EVE for Life works with different national and international non-governmental organizations, civil society, governmental agencies and multilateral agencies
http://www.eveforlife.org/
About JIFFD
The Jamaica International Female Football Development, Inc. (JIFFD) is a 501c3 NPO and a US Federal Government SAM Vendor. JIFFD is dedicated to serve as a facilitator and conduit, for the holistic development of young females, in Jamaica and the international communities that impact same. The extended concept is to aggressively engage domestic and international stakeholders, to foster increased and consistent awareness of the systemic problems impeding such development, primarily in socio-economically challenging communities.
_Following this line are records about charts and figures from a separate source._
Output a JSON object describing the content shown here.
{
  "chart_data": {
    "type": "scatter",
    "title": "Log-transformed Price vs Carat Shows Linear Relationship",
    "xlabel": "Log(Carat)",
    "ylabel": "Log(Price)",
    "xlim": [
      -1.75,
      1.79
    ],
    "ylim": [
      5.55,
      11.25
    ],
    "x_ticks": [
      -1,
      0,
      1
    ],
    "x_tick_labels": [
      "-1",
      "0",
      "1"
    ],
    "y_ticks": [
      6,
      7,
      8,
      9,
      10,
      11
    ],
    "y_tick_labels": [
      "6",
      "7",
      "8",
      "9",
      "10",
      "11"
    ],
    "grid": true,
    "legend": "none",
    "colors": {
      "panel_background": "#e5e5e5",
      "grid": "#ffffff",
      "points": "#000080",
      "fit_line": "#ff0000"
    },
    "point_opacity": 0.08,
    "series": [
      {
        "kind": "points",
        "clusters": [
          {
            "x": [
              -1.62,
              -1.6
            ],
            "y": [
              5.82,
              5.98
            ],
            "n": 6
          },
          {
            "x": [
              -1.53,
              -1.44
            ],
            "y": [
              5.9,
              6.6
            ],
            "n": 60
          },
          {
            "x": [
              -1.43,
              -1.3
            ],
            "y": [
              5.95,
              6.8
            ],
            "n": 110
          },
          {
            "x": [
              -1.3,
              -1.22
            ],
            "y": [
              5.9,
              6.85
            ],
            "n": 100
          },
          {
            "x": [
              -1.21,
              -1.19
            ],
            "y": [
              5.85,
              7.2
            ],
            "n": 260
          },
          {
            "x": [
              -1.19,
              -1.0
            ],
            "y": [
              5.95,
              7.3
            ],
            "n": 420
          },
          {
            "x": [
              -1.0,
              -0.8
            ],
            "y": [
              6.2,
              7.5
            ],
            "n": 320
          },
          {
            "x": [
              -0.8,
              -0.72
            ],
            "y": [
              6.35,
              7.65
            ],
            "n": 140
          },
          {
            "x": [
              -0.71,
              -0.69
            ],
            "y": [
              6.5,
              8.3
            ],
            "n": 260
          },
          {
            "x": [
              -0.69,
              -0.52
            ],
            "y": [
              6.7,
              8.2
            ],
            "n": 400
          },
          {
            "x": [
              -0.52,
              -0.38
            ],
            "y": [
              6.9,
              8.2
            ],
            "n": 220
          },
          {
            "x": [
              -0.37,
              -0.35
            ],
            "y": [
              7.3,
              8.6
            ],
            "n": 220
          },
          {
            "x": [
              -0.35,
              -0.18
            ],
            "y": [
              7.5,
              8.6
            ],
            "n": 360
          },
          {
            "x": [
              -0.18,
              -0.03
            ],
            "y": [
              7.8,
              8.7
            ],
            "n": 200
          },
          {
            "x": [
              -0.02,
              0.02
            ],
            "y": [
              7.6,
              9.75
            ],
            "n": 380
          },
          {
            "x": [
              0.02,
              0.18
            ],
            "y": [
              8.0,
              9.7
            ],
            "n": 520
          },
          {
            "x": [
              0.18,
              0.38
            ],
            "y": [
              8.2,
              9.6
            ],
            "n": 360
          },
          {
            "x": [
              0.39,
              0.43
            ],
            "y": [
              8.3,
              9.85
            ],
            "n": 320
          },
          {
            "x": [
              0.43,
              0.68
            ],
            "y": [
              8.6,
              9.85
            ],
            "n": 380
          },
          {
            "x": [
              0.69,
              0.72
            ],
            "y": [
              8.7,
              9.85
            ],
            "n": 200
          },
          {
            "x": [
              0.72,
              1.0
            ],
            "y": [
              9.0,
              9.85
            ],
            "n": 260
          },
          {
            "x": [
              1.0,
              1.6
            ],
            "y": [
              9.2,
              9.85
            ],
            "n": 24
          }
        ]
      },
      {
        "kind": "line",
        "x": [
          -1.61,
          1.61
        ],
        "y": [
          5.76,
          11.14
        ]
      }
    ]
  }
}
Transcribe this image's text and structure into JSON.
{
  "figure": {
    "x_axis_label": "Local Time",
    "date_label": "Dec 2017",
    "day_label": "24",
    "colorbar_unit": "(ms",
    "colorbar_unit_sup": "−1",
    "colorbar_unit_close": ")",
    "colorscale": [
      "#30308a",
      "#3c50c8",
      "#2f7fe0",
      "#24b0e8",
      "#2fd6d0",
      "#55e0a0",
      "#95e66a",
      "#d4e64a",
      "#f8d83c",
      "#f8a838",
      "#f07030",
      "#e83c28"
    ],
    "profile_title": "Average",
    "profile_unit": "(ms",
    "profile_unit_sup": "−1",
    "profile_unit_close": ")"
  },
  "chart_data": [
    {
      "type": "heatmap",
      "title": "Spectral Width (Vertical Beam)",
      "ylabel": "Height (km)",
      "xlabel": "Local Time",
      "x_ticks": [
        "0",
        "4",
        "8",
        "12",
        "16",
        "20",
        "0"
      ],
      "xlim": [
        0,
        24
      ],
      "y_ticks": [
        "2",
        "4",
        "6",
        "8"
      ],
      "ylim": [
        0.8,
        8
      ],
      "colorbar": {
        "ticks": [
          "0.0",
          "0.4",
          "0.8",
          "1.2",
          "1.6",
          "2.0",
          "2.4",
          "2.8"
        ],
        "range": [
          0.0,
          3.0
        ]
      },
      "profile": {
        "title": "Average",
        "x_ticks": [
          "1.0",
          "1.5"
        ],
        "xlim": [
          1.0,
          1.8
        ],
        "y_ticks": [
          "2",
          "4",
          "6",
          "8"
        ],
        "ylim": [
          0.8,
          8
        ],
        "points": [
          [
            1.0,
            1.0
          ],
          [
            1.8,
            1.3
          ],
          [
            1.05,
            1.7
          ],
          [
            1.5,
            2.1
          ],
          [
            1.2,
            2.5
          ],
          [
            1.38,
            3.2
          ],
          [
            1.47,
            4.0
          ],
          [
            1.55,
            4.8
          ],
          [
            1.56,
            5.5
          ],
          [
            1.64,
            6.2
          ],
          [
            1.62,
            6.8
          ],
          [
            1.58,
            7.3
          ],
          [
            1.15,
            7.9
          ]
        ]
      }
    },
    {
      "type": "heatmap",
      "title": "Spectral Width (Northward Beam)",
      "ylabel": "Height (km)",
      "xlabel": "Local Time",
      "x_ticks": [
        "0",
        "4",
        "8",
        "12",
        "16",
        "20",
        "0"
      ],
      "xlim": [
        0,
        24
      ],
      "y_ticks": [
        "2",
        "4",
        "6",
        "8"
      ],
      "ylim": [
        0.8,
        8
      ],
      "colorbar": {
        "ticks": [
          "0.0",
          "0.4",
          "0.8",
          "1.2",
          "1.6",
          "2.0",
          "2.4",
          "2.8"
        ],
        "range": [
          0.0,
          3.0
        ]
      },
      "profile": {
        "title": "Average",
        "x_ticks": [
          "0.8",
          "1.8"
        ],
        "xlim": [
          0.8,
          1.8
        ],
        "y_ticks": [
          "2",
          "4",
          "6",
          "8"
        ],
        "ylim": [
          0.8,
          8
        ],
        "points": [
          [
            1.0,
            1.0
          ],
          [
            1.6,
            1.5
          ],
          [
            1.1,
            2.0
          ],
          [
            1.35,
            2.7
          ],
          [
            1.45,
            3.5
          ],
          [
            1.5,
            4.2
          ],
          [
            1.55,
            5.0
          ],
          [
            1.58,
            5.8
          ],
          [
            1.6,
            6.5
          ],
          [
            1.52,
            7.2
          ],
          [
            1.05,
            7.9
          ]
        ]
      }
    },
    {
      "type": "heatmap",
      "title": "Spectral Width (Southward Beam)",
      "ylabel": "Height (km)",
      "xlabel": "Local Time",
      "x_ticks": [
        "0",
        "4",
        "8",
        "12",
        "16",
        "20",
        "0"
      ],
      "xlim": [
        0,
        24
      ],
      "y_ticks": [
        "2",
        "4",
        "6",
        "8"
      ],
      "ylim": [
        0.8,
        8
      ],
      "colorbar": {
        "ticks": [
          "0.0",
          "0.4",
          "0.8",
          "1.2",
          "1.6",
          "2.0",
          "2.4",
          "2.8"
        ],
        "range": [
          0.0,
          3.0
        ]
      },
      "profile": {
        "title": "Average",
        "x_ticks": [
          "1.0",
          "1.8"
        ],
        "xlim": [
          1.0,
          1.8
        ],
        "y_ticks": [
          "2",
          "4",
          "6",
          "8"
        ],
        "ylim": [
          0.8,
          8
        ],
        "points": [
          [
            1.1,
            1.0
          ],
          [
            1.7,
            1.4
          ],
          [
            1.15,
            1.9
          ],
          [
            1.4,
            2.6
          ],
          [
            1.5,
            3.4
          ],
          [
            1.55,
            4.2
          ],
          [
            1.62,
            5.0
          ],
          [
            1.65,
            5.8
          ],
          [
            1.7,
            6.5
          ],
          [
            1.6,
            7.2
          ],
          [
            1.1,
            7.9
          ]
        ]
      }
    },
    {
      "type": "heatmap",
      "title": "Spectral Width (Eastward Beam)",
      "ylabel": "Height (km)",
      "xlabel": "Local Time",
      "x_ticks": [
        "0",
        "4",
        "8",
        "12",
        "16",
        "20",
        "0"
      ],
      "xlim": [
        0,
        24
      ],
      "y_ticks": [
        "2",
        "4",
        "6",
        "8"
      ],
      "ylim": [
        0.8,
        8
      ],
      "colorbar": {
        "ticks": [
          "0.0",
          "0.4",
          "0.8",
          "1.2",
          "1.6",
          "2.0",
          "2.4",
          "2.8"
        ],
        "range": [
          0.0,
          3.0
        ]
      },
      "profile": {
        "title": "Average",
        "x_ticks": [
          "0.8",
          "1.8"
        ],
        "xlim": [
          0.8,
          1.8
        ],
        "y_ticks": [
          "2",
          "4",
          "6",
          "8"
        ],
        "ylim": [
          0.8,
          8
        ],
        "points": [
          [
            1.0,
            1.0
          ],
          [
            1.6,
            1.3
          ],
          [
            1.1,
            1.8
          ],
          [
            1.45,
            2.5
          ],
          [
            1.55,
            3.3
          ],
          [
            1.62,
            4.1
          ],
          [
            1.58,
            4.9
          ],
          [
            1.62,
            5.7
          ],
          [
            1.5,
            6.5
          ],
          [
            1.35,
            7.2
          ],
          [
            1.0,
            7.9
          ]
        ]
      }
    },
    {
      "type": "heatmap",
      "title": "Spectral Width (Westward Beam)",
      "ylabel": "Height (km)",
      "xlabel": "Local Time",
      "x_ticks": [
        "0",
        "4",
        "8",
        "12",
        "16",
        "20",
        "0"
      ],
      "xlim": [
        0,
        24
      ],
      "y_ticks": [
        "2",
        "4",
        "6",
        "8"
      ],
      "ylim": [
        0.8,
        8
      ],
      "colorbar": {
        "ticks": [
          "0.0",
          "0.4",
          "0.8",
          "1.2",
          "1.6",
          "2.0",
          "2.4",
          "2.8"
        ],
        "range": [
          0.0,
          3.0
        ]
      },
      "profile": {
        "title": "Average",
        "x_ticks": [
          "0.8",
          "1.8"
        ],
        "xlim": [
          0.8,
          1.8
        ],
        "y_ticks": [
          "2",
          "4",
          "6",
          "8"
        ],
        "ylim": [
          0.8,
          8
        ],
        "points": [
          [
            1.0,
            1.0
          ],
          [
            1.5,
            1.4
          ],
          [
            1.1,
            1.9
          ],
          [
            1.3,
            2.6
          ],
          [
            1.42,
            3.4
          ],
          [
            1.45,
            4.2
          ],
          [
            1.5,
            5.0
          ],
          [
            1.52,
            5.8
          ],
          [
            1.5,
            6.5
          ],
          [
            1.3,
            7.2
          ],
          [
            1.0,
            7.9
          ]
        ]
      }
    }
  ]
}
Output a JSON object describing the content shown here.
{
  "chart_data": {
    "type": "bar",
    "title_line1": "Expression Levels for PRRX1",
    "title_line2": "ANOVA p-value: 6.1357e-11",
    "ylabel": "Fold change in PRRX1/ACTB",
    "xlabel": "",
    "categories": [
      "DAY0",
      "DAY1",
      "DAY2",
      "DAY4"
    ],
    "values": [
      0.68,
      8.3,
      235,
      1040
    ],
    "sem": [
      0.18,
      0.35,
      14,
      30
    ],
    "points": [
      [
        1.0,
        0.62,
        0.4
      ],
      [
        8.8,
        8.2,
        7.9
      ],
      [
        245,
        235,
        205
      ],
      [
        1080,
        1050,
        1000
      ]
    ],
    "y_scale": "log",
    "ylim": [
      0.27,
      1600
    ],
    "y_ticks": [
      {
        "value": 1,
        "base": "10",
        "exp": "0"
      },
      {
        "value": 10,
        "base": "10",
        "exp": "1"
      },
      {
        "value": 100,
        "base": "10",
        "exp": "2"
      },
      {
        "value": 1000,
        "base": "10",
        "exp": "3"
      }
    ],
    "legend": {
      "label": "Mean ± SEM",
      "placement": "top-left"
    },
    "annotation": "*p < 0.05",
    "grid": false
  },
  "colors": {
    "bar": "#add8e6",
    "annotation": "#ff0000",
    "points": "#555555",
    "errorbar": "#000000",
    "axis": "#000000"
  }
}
Their ‘Vision’ is to provide aggressive outreach, strategic collaboration amongst municipal, business and NGO stakeholders, and international partnerships, creating a holistic female development framework and program for girls ages 6 through 24, encompassing football training; educational support; health support; and social development. http://jiffd.org/
The Partnership
Both EVE and JIFFD under their purviews of interest and work with young girls in Jamaica, have now extended their portfolios to include: protecting children at large from the pervasive sexual abuse; and eroding the taboos associated with highlighting these offenses, which continue to be rife in our communities. Through the NUH GUH DEH Campaign we pledge to break these strongholds for the love of our girls and our boys.